The gorse upon the twilit down,
The English loam so sunset brown,
The bowed pines and the sheep-bell's clamour,
The wet, lit lane and the yellow-hammer,
The orchard and the chaffinch song,
Only to the Brave belong;
And he shall lose their joy for ay,
If their price he cannot pay.

Also he sees, in the self-same moment of vision, that the bravery of her lost sons will add to the beauty of the land adored. Furthermore, these soldier-poets ask nothing of England for themselves; they are not sorry for themselves because she is "cold and will not understand"; they are well content if only she will remain herself, the Gloriana of all the lands that ever have been or ever shall be. Therein their patriotism (to use the cold, inadequate, apologetic term) exceeds that of the ancient Athenians, for whom Athens was not a mother-queen but a darling, dangerous mistress . . . so that the withdrawal of her favour was poison in the very heart's blood, driving Alcibiades into ruthless treachery and making of Thucydides a merciless cynic, whose history was intended to hold up the violet-crowned city to the smiling derision of all sequent centuries.
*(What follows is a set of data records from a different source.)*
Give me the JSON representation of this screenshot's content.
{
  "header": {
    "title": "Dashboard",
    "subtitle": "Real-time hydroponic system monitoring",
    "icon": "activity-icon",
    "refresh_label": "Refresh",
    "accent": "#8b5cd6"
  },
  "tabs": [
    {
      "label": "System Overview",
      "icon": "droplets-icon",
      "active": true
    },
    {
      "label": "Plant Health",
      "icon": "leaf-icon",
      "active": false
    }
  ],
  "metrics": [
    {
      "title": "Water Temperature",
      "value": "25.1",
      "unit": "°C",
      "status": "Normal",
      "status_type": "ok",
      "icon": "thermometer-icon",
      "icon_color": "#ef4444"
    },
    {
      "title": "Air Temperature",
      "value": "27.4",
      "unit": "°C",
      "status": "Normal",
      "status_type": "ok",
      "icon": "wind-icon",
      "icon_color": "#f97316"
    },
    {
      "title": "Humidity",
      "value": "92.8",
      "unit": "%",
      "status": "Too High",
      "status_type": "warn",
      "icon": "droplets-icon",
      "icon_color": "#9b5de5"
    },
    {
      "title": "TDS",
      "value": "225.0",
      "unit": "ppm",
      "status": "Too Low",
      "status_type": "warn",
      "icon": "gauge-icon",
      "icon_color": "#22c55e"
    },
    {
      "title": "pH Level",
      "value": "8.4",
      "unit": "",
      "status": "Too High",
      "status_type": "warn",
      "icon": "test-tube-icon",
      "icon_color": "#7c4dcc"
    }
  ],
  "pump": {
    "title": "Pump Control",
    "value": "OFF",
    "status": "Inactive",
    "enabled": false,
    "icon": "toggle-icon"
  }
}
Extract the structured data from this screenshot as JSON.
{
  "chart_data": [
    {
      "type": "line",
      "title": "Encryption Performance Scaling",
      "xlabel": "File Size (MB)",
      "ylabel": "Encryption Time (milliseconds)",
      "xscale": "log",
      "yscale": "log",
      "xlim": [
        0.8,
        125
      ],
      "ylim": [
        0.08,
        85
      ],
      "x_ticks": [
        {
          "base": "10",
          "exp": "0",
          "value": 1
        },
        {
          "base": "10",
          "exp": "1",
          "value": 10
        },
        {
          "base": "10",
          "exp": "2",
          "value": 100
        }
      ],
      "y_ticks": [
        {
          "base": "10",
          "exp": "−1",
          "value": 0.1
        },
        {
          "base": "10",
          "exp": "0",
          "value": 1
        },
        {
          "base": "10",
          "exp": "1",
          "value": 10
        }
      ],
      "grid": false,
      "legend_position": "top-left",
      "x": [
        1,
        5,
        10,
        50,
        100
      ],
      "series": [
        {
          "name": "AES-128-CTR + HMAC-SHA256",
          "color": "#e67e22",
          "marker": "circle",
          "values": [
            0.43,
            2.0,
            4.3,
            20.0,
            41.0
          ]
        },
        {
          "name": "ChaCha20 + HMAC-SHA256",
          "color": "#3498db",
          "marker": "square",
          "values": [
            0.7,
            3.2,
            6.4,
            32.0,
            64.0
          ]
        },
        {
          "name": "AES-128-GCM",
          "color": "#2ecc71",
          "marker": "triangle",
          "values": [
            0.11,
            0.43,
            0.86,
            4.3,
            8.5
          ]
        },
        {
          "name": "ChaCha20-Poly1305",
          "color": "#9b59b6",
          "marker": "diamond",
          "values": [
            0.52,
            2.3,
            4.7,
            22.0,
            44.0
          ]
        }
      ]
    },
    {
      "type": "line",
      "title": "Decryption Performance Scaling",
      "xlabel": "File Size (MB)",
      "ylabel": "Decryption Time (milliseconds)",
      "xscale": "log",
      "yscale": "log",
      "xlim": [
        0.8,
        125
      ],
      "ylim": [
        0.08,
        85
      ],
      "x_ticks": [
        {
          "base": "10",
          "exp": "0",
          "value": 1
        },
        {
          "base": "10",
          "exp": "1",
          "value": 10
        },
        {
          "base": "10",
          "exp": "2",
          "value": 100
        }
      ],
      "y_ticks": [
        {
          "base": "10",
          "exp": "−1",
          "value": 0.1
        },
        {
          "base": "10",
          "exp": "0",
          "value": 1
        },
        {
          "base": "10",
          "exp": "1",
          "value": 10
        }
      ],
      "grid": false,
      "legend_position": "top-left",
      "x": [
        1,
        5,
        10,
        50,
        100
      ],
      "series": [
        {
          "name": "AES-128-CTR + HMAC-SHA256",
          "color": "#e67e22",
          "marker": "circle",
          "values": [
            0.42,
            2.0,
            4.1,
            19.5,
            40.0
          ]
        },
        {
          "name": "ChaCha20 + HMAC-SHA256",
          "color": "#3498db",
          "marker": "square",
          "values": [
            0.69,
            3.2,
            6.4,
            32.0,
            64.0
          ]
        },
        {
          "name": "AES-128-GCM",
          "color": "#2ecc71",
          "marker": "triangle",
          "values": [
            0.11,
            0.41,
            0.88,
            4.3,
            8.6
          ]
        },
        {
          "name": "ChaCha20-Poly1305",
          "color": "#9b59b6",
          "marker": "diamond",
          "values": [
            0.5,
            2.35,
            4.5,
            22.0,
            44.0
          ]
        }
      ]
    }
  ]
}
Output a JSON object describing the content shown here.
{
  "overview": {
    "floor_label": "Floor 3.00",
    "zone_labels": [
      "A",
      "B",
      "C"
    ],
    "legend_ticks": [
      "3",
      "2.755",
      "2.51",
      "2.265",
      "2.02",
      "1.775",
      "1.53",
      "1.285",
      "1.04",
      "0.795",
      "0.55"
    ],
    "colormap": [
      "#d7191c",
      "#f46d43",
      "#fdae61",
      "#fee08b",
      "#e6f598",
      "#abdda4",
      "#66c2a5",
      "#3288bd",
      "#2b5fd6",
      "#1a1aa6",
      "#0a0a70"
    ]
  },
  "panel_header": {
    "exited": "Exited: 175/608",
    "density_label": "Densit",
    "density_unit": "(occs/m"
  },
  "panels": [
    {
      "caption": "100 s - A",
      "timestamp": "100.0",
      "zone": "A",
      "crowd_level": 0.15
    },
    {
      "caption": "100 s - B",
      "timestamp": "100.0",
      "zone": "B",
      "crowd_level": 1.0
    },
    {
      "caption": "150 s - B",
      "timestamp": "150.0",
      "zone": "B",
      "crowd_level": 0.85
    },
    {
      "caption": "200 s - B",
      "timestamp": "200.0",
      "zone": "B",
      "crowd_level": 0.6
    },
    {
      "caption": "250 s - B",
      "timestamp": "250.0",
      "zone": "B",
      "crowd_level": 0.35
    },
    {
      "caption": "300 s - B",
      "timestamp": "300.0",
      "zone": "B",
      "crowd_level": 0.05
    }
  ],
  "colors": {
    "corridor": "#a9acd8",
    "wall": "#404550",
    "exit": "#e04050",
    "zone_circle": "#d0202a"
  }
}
Only in Houston Chamberlain has the ancient type of Greek traitor, the victim of an ingrowing egoism, dismally revisited this tragic star. That Germany's pride is less than ours appears in the fact that the Germans have used him as the Spartans used Alcibiades, whereas we have taken none of the help proffered by the many Germans who had already sold Germany in their squalid souls.